How can I understand, and empathize, with my fiancee's psychological issues? And other difficult-to-articulate questions.
posted by anonymous to health & fitness (65 answers total) 20 users marked this as a favorite
Posting anonymously as this is a fairly private issue I'd rather not have linked to my username.
Background info: I'd say I'm a well-adjusted, psychologically healthy male. I was raised believing in the power of the mind, with "anything's possible if you put your mind to it" as the family mantra. I'm a positive thinker and my own life has been shaped by discipline and self-control. I'm pretty stoic and always try to keep my emotions in check (I rarely cry or get angry, but I'm also upbeat and happy most of the time).
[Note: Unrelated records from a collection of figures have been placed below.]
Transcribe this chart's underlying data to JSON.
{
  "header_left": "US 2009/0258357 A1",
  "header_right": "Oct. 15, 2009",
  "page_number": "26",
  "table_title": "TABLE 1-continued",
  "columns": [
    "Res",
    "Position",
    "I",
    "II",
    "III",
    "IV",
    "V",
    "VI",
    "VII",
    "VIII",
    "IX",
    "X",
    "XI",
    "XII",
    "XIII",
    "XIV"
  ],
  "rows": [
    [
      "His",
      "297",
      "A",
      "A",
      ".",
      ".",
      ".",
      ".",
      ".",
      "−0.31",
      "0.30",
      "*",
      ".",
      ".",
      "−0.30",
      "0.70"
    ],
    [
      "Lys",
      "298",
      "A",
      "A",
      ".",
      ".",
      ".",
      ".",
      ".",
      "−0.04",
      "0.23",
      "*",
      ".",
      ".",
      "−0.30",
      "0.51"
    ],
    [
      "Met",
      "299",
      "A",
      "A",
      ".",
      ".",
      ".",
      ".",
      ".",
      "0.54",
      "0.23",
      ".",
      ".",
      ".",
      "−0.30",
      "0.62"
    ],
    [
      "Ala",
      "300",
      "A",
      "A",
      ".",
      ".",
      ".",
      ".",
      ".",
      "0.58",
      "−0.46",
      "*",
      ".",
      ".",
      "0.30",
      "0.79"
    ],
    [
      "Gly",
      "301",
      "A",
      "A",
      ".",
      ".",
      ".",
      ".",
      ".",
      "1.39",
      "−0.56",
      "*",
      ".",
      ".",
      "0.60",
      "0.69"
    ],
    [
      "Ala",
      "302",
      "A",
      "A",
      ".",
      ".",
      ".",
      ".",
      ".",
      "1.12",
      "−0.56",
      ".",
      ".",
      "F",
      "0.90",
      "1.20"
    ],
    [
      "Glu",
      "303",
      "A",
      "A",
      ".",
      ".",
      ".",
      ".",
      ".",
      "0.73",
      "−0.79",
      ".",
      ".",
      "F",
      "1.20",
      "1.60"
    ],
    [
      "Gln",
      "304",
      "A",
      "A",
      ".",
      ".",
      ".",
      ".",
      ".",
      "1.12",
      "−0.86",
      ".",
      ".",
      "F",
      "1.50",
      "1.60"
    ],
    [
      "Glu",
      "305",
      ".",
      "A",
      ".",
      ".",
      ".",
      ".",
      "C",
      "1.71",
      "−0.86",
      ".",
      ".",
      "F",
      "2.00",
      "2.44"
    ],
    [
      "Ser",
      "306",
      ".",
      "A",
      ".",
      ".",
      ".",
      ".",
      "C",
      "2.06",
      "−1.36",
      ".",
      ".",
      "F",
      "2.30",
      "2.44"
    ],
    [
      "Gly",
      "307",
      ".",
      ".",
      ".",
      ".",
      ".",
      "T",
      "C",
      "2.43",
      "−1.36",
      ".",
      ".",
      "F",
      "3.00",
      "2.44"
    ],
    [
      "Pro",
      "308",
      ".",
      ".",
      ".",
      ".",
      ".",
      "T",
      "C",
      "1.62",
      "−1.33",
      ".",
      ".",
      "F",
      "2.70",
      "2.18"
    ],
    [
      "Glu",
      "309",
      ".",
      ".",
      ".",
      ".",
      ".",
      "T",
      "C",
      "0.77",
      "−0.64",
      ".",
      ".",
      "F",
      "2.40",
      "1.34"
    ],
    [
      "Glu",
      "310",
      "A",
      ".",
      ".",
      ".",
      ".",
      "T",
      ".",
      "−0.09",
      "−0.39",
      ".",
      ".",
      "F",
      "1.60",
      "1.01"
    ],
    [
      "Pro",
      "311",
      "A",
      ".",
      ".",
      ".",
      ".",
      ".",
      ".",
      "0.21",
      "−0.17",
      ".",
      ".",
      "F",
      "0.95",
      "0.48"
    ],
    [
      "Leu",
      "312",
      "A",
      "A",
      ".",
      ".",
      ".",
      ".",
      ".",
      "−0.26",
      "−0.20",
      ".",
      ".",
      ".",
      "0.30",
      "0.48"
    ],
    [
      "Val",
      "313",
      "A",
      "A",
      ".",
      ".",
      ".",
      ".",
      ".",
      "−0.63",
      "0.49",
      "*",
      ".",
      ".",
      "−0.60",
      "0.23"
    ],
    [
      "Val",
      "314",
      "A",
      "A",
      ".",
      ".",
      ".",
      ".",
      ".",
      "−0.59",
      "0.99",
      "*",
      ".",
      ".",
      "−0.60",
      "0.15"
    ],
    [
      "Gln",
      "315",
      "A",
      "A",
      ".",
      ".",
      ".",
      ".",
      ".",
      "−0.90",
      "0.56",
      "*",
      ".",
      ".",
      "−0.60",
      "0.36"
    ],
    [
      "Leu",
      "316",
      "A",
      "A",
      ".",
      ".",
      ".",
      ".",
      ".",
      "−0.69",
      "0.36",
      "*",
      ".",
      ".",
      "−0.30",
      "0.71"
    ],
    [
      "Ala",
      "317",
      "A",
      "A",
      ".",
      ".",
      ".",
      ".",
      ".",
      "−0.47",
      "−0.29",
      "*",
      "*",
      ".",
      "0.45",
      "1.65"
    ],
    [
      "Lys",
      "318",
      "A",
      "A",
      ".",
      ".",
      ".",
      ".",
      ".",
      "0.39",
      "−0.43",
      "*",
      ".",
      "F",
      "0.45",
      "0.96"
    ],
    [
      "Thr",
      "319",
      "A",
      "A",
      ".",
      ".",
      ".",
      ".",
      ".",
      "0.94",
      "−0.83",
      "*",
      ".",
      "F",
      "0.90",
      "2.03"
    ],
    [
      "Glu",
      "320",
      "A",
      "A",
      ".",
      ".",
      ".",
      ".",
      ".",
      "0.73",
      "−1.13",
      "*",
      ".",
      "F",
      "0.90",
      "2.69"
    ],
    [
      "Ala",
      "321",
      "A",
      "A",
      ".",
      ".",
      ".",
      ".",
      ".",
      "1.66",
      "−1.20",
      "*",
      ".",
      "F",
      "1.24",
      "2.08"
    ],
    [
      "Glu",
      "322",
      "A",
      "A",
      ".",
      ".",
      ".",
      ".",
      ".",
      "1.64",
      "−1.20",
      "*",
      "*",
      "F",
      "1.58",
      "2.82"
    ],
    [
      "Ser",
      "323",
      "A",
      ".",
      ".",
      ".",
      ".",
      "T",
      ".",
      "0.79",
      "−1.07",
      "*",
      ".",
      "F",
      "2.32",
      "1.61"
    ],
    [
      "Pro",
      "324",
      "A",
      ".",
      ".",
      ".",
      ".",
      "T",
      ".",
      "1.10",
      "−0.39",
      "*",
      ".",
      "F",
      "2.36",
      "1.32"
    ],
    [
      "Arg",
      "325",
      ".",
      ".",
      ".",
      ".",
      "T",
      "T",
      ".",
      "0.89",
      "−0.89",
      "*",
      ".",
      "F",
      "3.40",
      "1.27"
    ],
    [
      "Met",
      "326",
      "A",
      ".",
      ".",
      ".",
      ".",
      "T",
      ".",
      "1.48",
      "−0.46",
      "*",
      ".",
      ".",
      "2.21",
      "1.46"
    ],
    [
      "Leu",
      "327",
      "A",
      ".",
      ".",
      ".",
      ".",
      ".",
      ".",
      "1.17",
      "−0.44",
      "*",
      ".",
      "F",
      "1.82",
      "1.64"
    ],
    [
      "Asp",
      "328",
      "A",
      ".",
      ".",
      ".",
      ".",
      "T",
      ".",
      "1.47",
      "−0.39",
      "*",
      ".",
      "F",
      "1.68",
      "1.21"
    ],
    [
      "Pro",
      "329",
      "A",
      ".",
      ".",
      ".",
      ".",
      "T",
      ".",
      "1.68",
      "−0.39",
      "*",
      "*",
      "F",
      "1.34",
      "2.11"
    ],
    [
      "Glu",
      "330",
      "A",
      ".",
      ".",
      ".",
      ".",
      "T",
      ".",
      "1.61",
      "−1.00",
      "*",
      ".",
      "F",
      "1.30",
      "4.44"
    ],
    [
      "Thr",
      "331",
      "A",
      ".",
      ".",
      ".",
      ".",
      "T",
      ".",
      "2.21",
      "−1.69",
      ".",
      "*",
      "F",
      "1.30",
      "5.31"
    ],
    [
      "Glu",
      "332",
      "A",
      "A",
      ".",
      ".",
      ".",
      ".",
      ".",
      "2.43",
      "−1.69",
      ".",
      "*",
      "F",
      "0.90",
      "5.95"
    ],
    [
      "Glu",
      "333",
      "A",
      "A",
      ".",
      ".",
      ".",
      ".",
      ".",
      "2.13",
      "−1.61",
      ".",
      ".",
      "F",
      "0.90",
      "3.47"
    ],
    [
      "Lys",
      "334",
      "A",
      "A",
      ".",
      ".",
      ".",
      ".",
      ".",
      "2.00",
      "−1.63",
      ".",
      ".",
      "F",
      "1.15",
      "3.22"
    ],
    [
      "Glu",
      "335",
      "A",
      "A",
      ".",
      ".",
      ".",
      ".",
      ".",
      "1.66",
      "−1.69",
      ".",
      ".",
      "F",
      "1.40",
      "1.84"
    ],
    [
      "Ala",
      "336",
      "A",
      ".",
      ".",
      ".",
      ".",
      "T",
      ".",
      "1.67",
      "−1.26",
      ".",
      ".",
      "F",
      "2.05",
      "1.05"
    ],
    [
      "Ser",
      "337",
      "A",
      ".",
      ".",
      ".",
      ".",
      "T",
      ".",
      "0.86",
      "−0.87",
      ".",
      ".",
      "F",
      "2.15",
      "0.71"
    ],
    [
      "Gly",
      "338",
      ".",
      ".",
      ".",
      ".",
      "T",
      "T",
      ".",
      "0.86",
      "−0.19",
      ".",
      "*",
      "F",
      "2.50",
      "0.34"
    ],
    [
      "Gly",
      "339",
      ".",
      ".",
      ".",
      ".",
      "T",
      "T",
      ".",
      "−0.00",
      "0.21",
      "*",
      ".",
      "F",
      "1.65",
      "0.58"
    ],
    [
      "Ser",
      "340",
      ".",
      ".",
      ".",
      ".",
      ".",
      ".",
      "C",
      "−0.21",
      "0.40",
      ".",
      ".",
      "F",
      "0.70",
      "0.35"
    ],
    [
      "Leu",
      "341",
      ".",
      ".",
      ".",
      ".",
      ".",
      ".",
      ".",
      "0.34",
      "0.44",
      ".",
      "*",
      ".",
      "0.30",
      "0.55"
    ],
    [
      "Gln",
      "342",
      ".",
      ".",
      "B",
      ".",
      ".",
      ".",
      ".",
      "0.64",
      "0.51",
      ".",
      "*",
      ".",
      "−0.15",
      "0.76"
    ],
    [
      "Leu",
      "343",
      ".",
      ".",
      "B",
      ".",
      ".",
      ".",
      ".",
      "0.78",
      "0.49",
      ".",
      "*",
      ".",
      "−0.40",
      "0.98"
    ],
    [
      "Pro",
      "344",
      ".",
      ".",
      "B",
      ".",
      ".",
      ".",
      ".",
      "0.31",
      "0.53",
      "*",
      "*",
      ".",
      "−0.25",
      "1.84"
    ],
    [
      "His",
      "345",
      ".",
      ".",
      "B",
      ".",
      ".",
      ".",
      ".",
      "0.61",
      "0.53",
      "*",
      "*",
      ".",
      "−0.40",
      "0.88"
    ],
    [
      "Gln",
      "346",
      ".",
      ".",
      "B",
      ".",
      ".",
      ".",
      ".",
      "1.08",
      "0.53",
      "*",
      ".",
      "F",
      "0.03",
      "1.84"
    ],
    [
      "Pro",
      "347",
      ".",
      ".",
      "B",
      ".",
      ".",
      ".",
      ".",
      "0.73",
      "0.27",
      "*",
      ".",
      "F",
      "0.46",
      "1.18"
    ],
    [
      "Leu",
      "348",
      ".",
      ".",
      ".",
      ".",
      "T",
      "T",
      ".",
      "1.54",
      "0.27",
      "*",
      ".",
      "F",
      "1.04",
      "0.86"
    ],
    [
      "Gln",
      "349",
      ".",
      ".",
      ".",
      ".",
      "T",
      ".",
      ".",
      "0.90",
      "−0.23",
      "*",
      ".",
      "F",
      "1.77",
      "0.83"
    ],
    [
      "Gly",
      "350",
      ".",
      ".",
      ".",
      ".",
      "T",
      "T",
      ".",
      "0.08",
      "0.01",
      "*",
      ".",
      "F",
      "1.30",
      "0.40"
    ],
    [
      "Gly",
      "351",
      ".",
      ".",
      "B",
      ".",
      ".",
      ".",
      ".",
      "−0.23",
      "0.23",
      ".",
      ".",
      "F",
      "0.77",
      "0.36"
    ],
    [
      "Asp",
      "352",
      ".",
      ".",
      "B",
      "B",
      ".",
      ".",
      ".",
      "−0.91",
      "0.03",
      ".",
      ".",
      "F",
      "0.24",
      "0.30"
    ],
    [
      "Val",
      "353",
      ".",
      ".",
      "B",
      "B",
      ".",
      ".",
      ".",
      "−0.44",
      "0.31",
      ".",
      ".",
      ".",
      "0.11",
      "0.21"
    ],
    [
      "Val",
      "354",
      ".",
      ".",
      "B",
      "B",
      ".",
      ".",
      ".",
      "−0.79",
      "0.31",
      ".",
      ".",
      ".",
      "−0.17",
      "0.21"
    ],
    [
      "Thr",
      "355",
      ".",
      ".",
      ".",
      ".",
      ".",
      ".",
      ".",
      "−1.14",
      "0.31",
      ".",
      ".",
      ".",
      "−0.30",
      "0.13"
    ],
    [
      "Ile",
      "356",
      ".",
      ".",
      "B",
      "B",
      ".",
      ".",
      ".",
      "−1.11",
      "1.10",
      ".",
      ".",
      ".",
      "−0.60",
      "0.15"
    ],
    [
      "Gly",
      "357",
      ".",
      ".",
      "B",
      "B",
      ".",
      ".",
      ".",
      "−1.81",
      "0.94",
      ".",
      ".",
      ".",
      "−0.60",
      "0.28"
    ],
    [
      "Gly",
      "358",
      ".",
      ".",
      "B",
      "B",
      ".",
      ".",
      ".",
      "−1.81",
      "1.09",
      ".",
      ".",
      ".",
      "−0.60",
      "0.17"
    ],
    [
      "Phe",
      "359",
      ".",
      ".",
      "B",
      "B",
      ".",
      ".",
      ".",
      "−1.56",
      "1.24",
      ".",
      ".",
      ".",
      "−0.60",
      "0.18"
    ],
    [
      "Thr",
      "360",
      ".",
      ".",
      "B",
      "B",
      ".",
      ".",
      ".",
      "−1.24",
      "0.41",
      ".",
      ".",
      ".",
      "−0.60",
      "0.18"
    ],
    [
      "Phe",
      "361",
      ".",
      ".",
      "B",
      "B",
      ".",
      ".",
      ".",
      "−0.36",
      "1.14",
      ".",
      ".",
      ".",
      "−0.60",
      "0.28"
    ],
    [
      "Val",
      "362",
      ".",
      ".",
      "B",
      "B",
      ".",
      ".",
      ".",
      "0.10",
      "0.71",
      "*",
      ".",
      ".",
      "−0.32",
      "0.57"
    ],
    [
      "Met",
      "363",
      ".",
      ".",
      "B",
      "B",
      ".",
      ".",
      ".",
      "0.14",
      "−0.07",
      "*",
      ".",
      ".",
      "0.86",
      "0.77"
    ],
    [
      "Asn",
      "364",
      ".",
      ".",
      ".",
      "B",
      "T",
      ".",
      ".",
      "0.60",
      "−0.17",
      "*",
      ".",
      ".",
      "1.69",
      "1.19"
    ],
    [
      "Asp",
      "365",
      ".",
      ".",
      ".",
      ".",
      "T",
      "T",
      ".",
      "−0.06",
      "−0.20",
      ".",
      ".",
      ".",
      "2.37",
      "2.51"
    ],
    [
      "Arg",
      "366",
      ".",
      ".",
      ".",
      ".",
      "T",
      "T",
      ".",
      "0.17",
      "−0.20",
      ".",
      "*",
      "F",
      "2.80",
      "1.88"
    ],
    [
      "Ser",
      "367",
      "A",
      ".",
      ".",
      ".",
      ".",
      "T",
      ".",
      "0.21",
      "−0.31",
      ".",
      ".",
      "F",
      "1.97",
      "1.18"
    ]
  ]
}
Because these values have been reinforced and proven effective for me so many times over, I consider them virtues. I'm a big proponent of setting audacious goals, following my dreams, and being a self-made man.
The downside to this mindset is my difficulty empathizing with my fiancee. She takes two different medications, one for ADD and one for anxiety. This is probably a topic for another AskMe, but these two ailments are things I've always been skeptical of. I guess it's because I have no firsthand experience with them. I tend to agree with people like Thomas Szasz and the "anti-psychiatry" movement that these conditions are real but not necessarily best treated medically. Perhaps they're conditioned by upbringing, compounded by years of self-fulfilling diagnoses, special ed assignments, overstimulation, and psychosomatic confirmation bias. I realize this is controversial, and I don't want to debate it in this thread. Just trying to paint a picture of where I'm coming from.
My instinct, my deep desire, is to try to wean my fiancee off her meds (which she freely admits to hating for a number of reasons) and transition to a better-structured, calmer lifestyle. To help her rein in her issues sans pharmaceuticals. I feel some urgency, because doing nothing is unsustainable in the long term -- she continues to increase her dosage every few years just to get the same effects. How can someone follow that trajectory for a lifetime? It pains me to see her chemically addicted to mind-altering drugs that, as far as I can tell, only mask the symptoms instead of addressing the underlying cause. I'm particularly concerned about side effects that may manifest when we try for kids in a few years.
Anyway, that's a discussion for another time. Let me get to my real question.
When we talk about going off the meds, my fiancee agrees with my motivations but is terrified at the thought. It's not just the addiction talking -- she's fully convinced that her issues are 100% chemical and that there are no viable alternatives to prescription drugs. This is where I find it very hard to put myself in her shoes: she insists that she has no self-control, that it's clinically impossible for her to take any responsibility for her actions. This is contrary to everything I've ever believed about free will and sounds to my ears like pessimism or defeatism. She's playing the victim and refusing to even TRY to resist whatever urges pop into her head. She feels like it's out of her control but I have trouble believing it really is.
An example... something unexpected happens and her anxiety flares up. I try to calm her down. "It's okay," I say softly. I put my arm around her and breathe slowly so she can synchronize with me. I remind her that it's not the end of the world, that we can improvise and work around the obstacle. Her reaction is unexpected to me. She gets angry. "I can't calm down," she snaps. She pulls away from me sharply and does erratic things. It's like my attempts to help are useless, anything I do or say only aggravates the problem. Later she apologizes and tells me that her "brain was going very fast" and she simply couldn't process any stimuli at the time. Trying to help only snowballed the problem and she got angry with me for adding to the noise in her head.
She spends a lot of time angry or worried, even on her medication. I desperately want to help her get past these emotions, which will eat her up inside and make her miserable; training myself to overcome them was one of the best decisions I ever made. I want my fiancee to share my optimism and desire for adventure. I love her and just want to see her happy, not just momentarily but as a general frame of reference for her outlook on life. It's just healthier, for both of us as we head into marriage.
We've done pre-marital counseling, which I thought was great. But all of the counselor's advice built off my supposition that talking through issues in a logical, respectful manner is effective. Unfortunately, in the heat of the moment, clear-headed discussion is impossible (which frustrates me to no end, because I try endlessly to work through every bump in the road, just as was recommended, and seem to end up worse for my efforts).
I'm sorry this is so long. I don't really know how to frame this as a question but I'm getting exasperated. How can I help my fiancee? How can I come to understand her feeling of powerlessness? How can I actually make progress toward helping her overcome it?
My mind is open to new ways of looking at mental health, but it's still difficult for me. I feel that on some subconscious level, she's just lacking confidence in herself, being stubborn, and refusing to take responsibility for her behavior. She's not doing it intentionally, I know. If you think I'm wrong (and I'm sure many here will), how can I internalize the fact that some people literally cannot will themselves through adversity the way I've always done? It's almost impossible for me to accept, as it flies in the face of a lifetime of personal experience and seems ludicrous to me.